Smart Storage Management for Big Data, a comprehensive hot/cold data optimized solution
Apache License 2.0
133 stars 67 forks source link

Recovery timeout occurred in dispatched state cmdlet #2215

Closed lipppppp closed 3 years ago

lipppppp commented 3 years ago

Shut down active smart server during cmdlet executing process in HA mode. The rule is 'file:every 5s | path matches "/compress/*" | compress'. There are two files in '/compress' path. image Then, the standby server is activated. The two cmdlets didn't recover normally. image The 446 cmldet which executed on standby server timeout occurred. image The 445 cmdlet which executed on agent is finished. But the cmdlet state is still DISPATCHED. image These failed tasks show that the two files are compressed. image image

lipppppp commented 3 years ago

The same issue exists in ec and other functions. We hope the cmdlet can be recovered normally when HA happens. And ensure that temperature information won't be lost.

PHILO-HE commented 3 years ago

Please see PR #2217.

PHILO-HE commented 3 years ago

The so-called recovery means, for unfinished action loaded from metastore, track its status like a normal action, and report an unsuccessful status generated for timeout action (long time no report). There is no issue for many actions. For such action, even though it is successfully executed actually, timeout report has no impact in rule case due to new action will be created to try again. And it is also OK for some action by just giving a timeout report to let user check the actual execution status. If getting actual status is necessary in SSM for taking over data temperature, or something else, we need to add support to speculate action status according to file state or other information.

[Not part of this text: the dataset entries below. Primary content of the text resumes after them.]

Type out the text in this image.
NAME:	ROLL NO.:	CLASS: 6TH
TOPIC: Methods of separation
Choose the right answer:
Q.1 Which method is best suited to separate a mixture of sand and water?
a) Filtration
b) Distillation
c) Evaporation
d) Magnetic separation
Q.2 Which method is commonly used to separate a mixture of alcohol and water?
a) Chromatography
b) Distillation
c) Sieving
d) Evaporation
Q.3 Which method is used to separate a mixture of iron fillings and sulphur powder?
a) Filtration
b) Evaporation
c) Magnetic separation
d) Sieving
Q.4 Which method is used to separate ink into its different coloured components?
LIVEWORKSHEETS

lipppppp commented 3 years ago

Thanks for your support. This is a good solution. And I think it would be better if we could set timeout as a configuration item.

PHILO-HE commented 3 years ago

Fixed by #2217. For timeout configuration, you can consider to make TIMEOUT_MULTIPLIER configurable on your side if needed.

We had a largest status report interval (500ms by default) that is configurable. And considering timeout depends on report interval, we use this max report interval multiply TIMEOUT_MULTIPLIER to get timeout value. From my perspective, the current code may work for most general cases.